Uno, nessuno, centomila B
L’implacabile trasvolatore di regole e ricercatore di scorciatoie che denunciavano i suoi critici, ma anche il commendatore col cuore in mano che ogni anno si rifiutava di licenziare un dipendente ladro perché lo sapeva padre di un disabile, come mi raccontò Maurizio Costanzo. Fedele Confalonieri, forse la persona che lo ha conosciuto meglio, una volta lo definì “un Ceausescu buono”, cioè un dittatore dolce, ma nessuno può avere la risposta giusta, dal momento che lo sono un po’ tutte.

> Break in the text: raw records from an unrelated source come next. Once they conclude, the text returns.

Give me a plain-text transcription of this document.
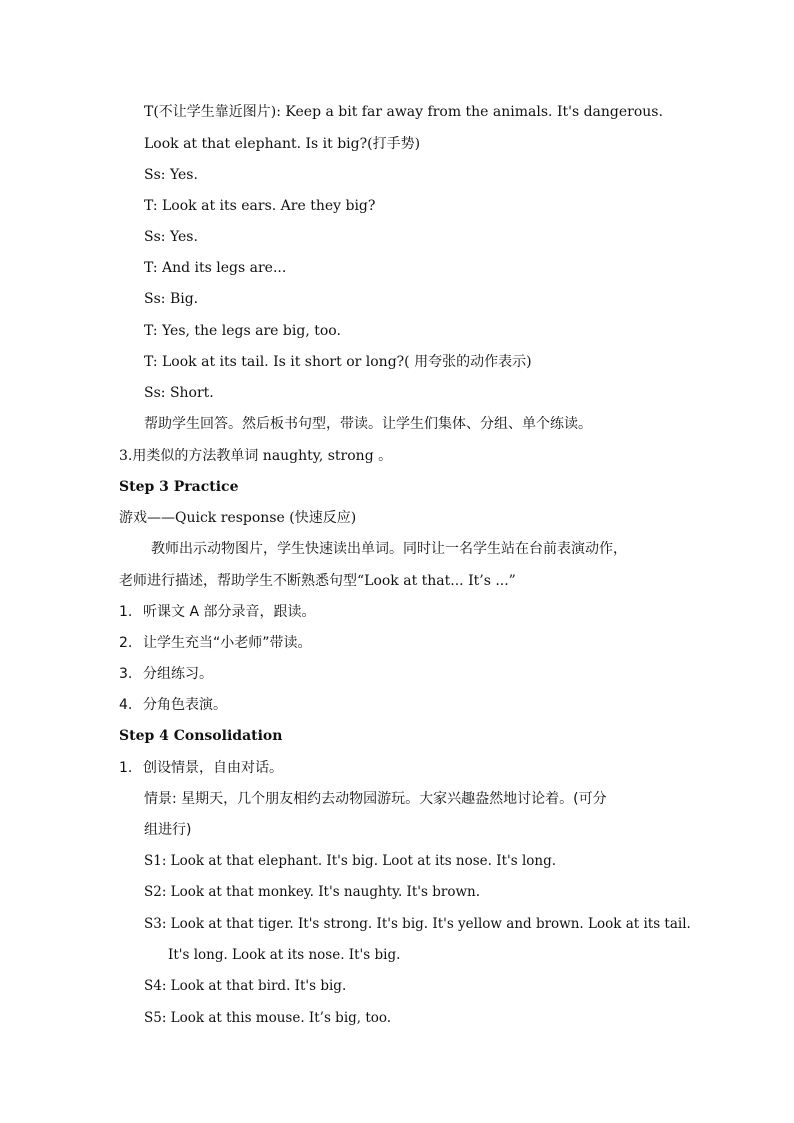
T(不让学生靠近图片): Keep a bit far away from the animals. It's dangerous.
Look at that elephant. Is it big?(打手势)
Ss: Yes.
T: Look at its ears. Are they big?
Ss: Yes.
T: And its legs are...
Ss: Big.
T: Yes, the legs are big, too.
T: Look at its tail. Is it short or long?( 用夸张的动作表示)
Ss: Short.
帮助学生回答。然后板书句型，带读。让学生们集体、分组、单个练读。
3.用类似的方法教单词 naughty, strong 。
Step 3 Practice
游戏——Quick response (快速反应)
教师出示动物图片，学生快速读出单词。同时让一名学生站在台前表演动作，
老师进行描述，帮助学生不断熟悉句型“Look at that... It’s ...”
1. 听课文 A 部分录音，跟读。
2. 让学生充当“小老师”带读。
3. 分组练习。
4. 分角色表演。
Step 4 Consolidation
1. 创设情景，自由对话。
情景: 星期天，几个朋友相约去动物园游玩。大家兴趣盎然地讨论着。(可分
组进行)
S1: Look at that elephant. It's big. Loot at its nose. It's long.
S2: Look at that monkey. It's naughty. It's brown.
S3: Look at that tiger. It's strong. It's big. It's yellow and brown. Look at its tail.
It's long. Look at its nose. It's big.
S4: Look at that bird. It's big.
S5: Look at this mouse. It’s big, too.
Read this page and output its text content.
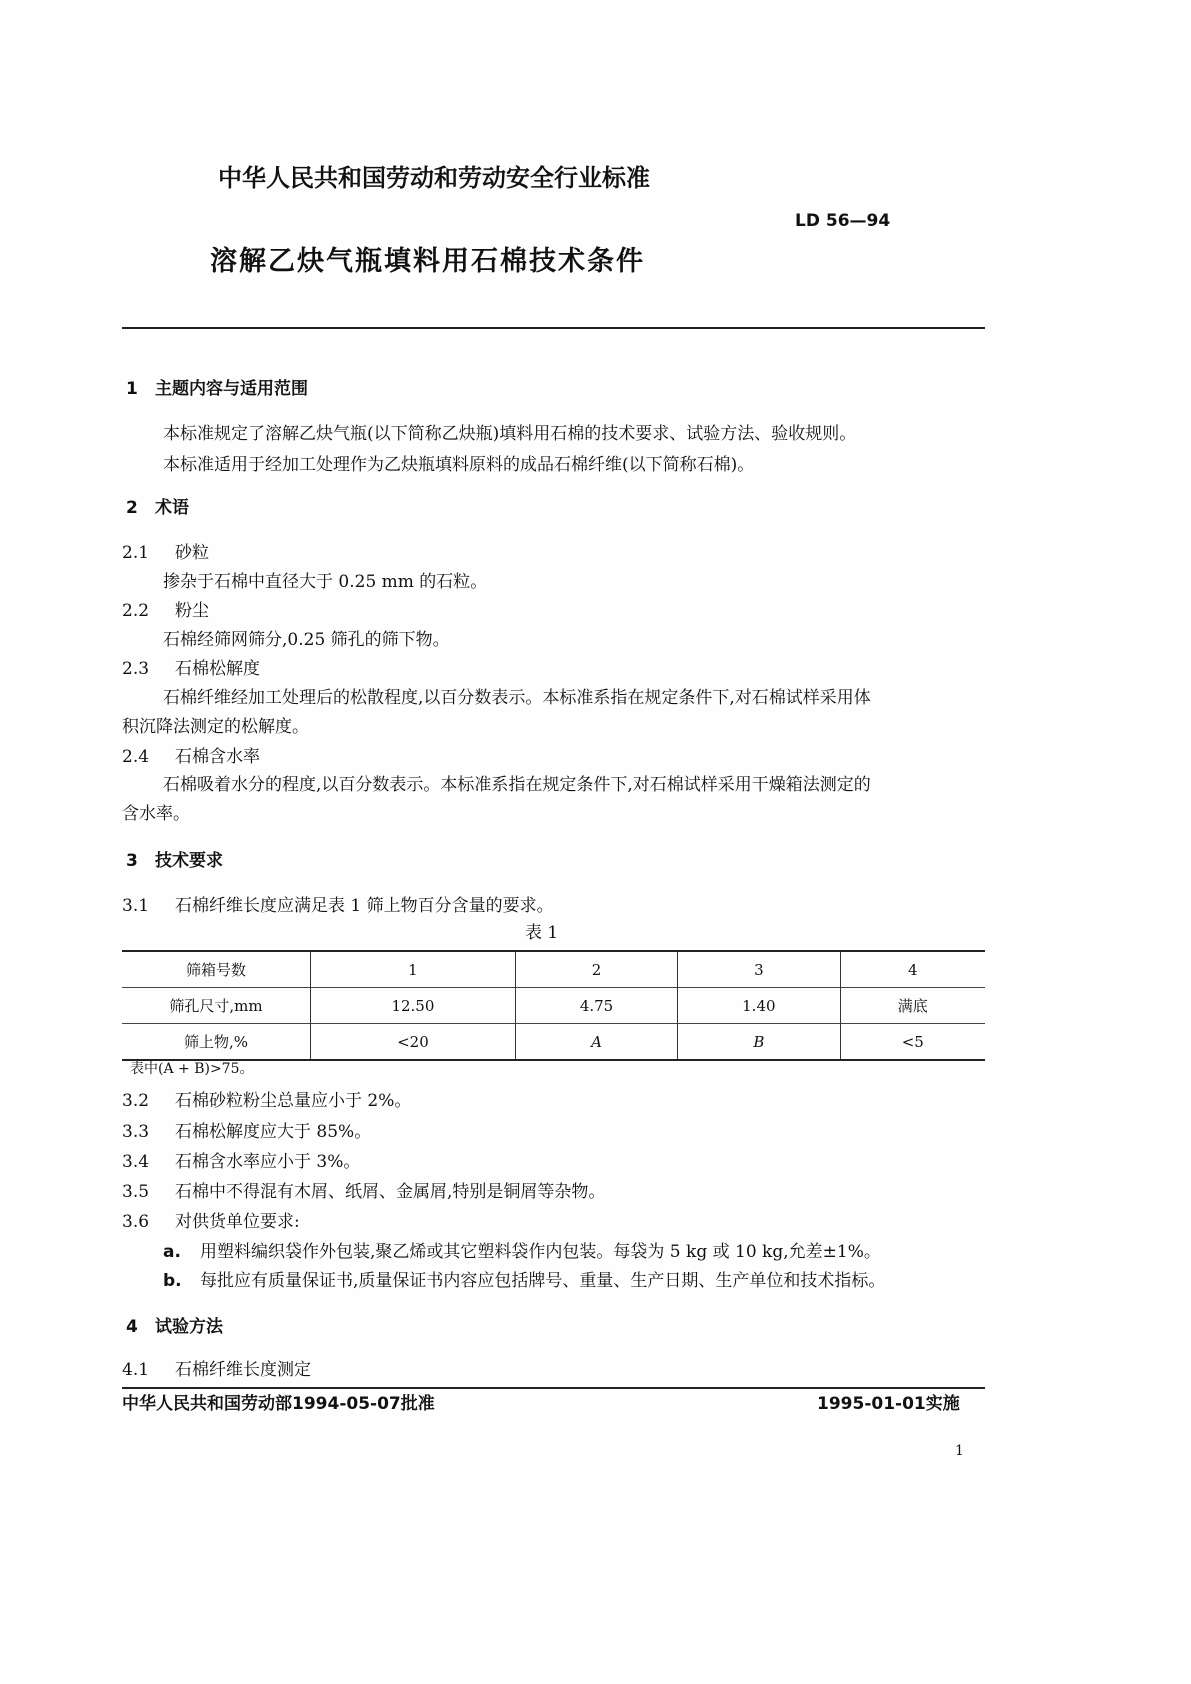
中华人民共和国劳动和劳动安全行业标准
LD 56—94
溶解乙炔气瓶填料用石棉技术条件
1 主题内容与适用范围
本标准规定了溶解乙炔气瓶(以下简称乙炔瓶)填料用石棉的技术要求、试验方法、验收规则。
本标准适用于经加工处理作为乙炔瓶填料原料的成品石棉纤维(以下简称石棉)。
2 术语
2.1 砂粒
掺杂于石棉中直径大于 0.25 mm 的石粒。
2.2 粉尘
石棉经筛网筛分,0.25 筛孔的筛下物。
2.3 石棉松解度
石棉纤维经加工处理后的松散程度,以百分数表示。本标准系指在规定条件下,对石棉试样采用体
积沉降法测定的松解度。
2.4 石棉含水率
石棉吸着水分的程度,以百分数表示。本标准系指在规定条件下,对石棉试样采用干燥箱法测定的
含水率。
3 技术要求
3.1 石棉纤维长度应满足表 1 筛上物百分含量的要求。
表 1
筛箱号数	1	2	3	4
筛孔尺寸,mm	12.50	4.75	1.40	满底
筛上物,%	<20	A	B	<5
表中(A + B)>75。
3.2 石棉砂粒粉尘总量应小于 2%。
3.3 石棉松解度应大于 85%。
3.4 石棉含水率应小于 3%。
3.5 石棉中不得混有木屑、纸屑、金属屑,特别是铜屑等杂物。
3.6 对供货单位要求:
a. 用塑料编织袋作外包装,聚乙烯或其它塑料袋作内包装。每袋为 5 kg 或 10 kg,允差±1%。
b. 每批应有质量保证书,质量保证书内容应包括牌号、重量、生产日期、生产单位和技术指标。
4 试验方法
4.1 石棉纤维长度测定
中华人民共和国劳动部1994-05-07批准	1995-01-01实施
1
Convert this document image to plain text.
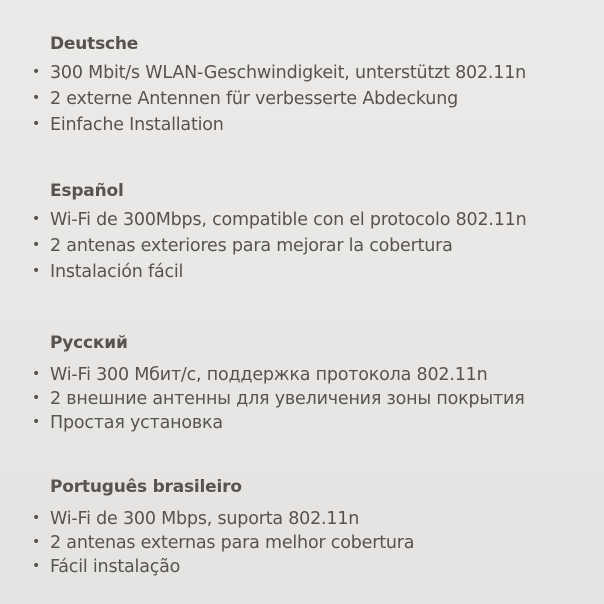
Deutsche
• 300 Mbit/s WLAN-Geschwindigkeit, unterstützt 802.11n
• 2 externe Antennen für verbesserte Abdeckung
• Einfache Installation
Español
• Wi-Fi de 300Mbps, compatible con el protocolo 802.11n
• 2 antenas exteriores para mejorar la cobertura
• Instalación fácil
Русский
• Wi-Fi 300 Мбит/с, поддержка протокола 802.11n
• 2 внешние антенны для увеличения зоны покрытия
• Простая установка
Português brasileiro
• Wi-Fi de 300 Mbps, suporta 802.11n
• 2 antenas externas para melhor cobertura
• Fácil instalação
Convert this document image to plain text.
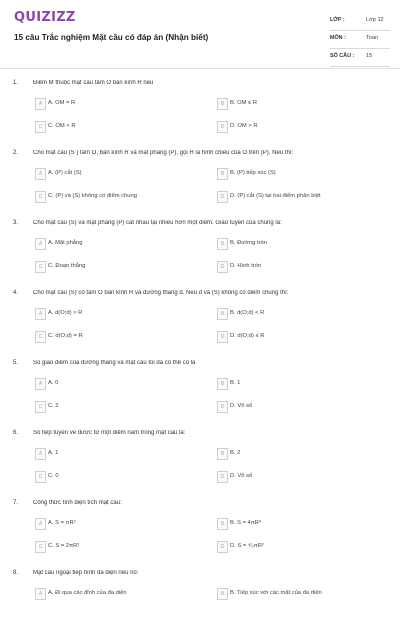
QUIZIZZ
15 câu Trắc nghiệm Mặt cầu có đáp án (Nhận biết)
LỚP :	Lớp 12
MÔN :	Toán
SỐ CÂU : 15
1. Điểm M thuộc mặt cầu tâm O bán kính R nếu
A	A. OM = R	B	B. OM ≤ R
C C. OM < R	D D. OM > R
2. Cho mặt cầu (S ) tâm O, bán kính R và mặt phẳng (P), gọi H là hình chiếu của O trên (P). Nếu thì:
A	A. (P) cắt (S)	B	B. (P) tiếp xúc (S)
C C. (P) và (S) không có điểm chung	D D. (P) cắt (S) tại hai điểm phân biệt
3. Cho mặt cầu (S) và mặt phẳng (P) cắt nhau tại nhiều hơn một điểm. Giao tuyến của chúng là:
A	A. Mặt phẳng	B	B. Đường tròn
C C. Đoạn thẳng	D D. Hình tròn
4. Cho mặt cầu (S) có tâm O bán kính R và đường thẳng d. Nếu d và (S) không có điểm chung thì:
A	A. d(O;d) > R	B	B. d(O;d) < R
C C. d(O;d) = R	D D. d(O;d) ≤ R
5. Số giao điểm của đường thẳng và mặt cầu tối đa có thể có là
A	A. 0	B	B. 1
C C. 2	D D. Vô số
6. Số tiếp tuyến vẽ được từ một điểm nằm trong mặt cầu là:
A	A. 1	B	B. 2
C C. 0	D D. Vô số
7. Công thức tính diện tích mặt cầu:
A	A. S = πR²	B	B. S = 4πR³
C C. S = 2πR²	D D. S = ⁴⁄₃πR²
8. Mặt cầu ngoại tiếp hình đa diện nếu nó:
A	A. Đi qua các đỉnh của đa diện	B	B. Tiếp xúc với các mặt của đa diện
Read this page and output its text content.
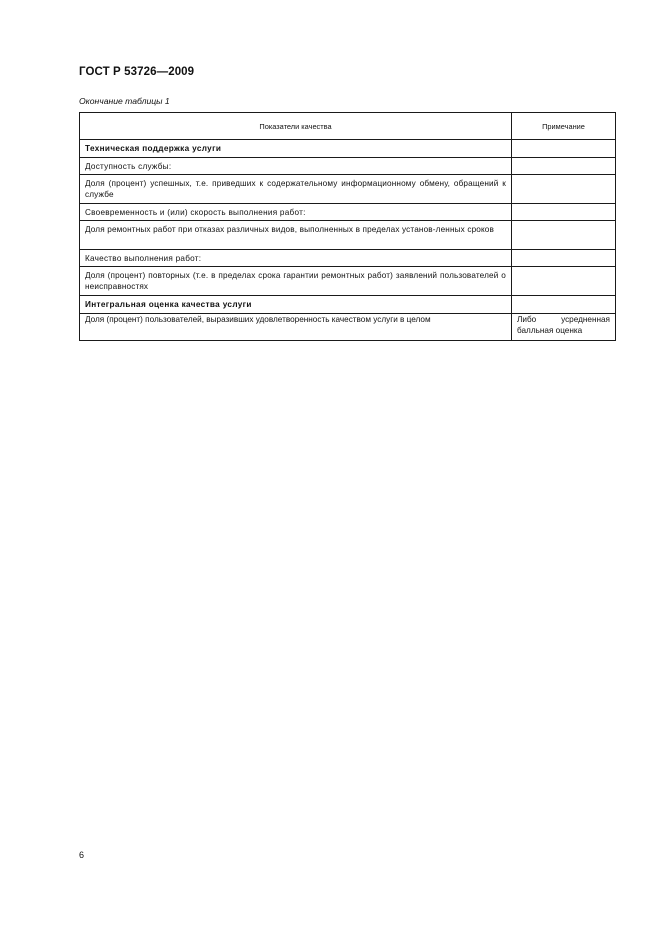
ГОСТ Р 53726—2009
Окончание таблицы 1
Показатели качества	Примечание
Техническая поддержка услуги	
Доступность службы:	
Доля (процент) успешных, т.е. приведших к содержательному информационному обмену, обращений к службе	
Своевременность и (или) скорость выполнения работ:	
Доля ремонтных работ при отказах различных видов, выполненных в пределах установ-ленных сроков	
Качество выполнения работ:	
Доля (процент) повторных (т.е. в пределах срока гарантии ремонтных работ) заявлений пользователей о неисправностях	
Интегральная оценка качества услуги	
Доля (процент) пользователей, выразивших удовлетворенность качеством услуги в целом	Либо усредненная балльная оценка
6
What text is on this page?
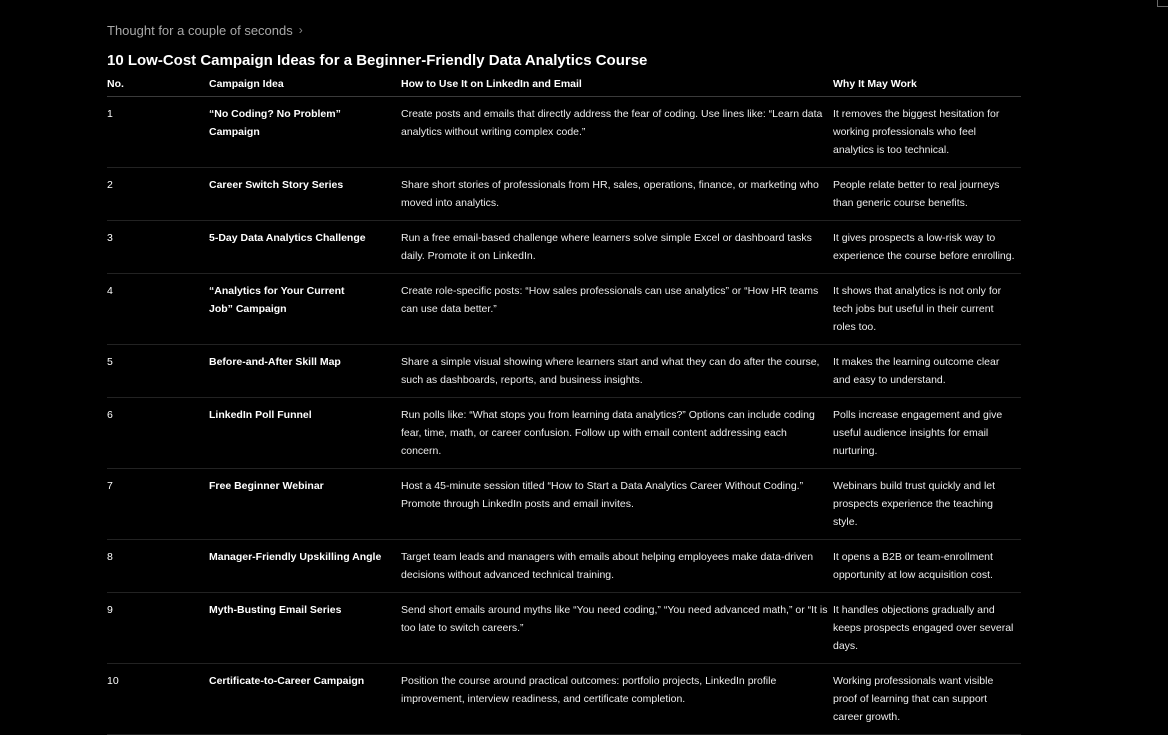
Thought for a couple of seconds ›
10 Low-Cost Campaign Ideas for a Beginner-Friendly Data Analytics Course
No.	Campaign Idea	How to Use It on LinkedIn and Email	Why It May Work
1	“No Coding? No Problem” Campaign	Create posts and emails that directly address the fear of coding. Use lines like: “Learn data analytics without writing complex code.”	It removes the biggest hesitation for working professionals who feel analytics is too technical.
2	Career Switch Story Series	Share short stories of professionals from HR, sales, operations, finance, or marketing who moved into analytics.	People relate better to real journeys than generic course benefits.
3	5-Day Data Analytics Challenge	Run a free email-based challenge where learners solve simple Excel or dashboard tasks daily. Promote it on LinkedIn.	It gives prospects a low-risk way to experience the course before enrolling.
4	“Analytics for Your Current Job” Campaign	Create role-specific posts: “How sales professionals can use analytics” or “How HR teams can use data better.”	It shows that analytics is not only for tech jobs but useful in their current roles too.
5	Before-and-After Skill Map	Share a simple visual showing where learners start and what they can do after the course, such as dashboards, reports, and business insights.	It makes the learning outcome clear and easy to understand.
6	LinkedIn Poll Funnel	Run polls like: “What stops you from learning data analytics?” Options can include coding fear, time, math, or career confusion. Follow up with email content addressing each concern.	Polls increase engagement and give useful audience insights for email nurturing.
7	Free Beginner Webinar	Host a 45-minute session titled “How to Start a Data Analytics Career Without Coding.” Promote through LinkedIn posts and email invites.	Webinars build trust quickly and let prospects experience the teaching style.
8	Manager-Friendly Upskilling Angle	Target team leads and managers with emails about helping employees make data-driven decisions without advanced technical training.	It opens a B2B or team-enrollment opportunity at low acquisition cost.
9	Myth-Busting Email Series	Send short emails around myths like “You need coding,” “You need advanced math,” or “It is too late to switch careers.”	It handles objections gradually and keeps prospects engaged over several days.
10	Certificate-to-Career Campaign	Position the course around practical outcomes: portfolio projects, LinkedIn profile improvement, interview readiness, and certificate completion.	Working professionals want visible proof of learning that can support career growth.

Lui stesso faticava ad accettare di contenere moltitudini, un miscuglio di luci e ombre. Una sera, in volo sul mar Tirreno dopo un comizio, chiese al giornalista che lo stava intervistando, Pino Corrias, che cosa volessero davvero i giudici da lui. Corrias rispose: «Credo sospettino che lei abbia usato capitali non suoi, agli inizi». Berlusconi, troppo stanco per cavarsela con una battuta, sospirò: «Nella mia vita di soldi ne ho usati tanti. E i soldi si prendono dove ci sono». Non riusciva a capire che cos’avesse fatto di male, e soprattutto di diverso, da tanti altri imprenditori di prima generazione.
Alla fine, come succede a tutti, sarà la sua eredità a definirlo. L’impressione è che abbia lasciato un segno ovunque, tranne che in politica. Lì ha imparato fin troppo bene il mestiere, ma a differenza dei grandi leader del dopoguerra non ha saputo legare il suo nome a una riforma in grado di sopravvivergli. In fondo i suoi elettori gliene chiedevano una sola: la riduzione drastica delle tasse. Il 28 marzo 1994, nel commentare l’inatteso trionfo elettorale, disse: «Abbiamo fatto la cosa più difficile, fermare i comunisti. Ora non ci resta che la più facile, governare». Invece si direbbe l’unica che non gli è riuscita.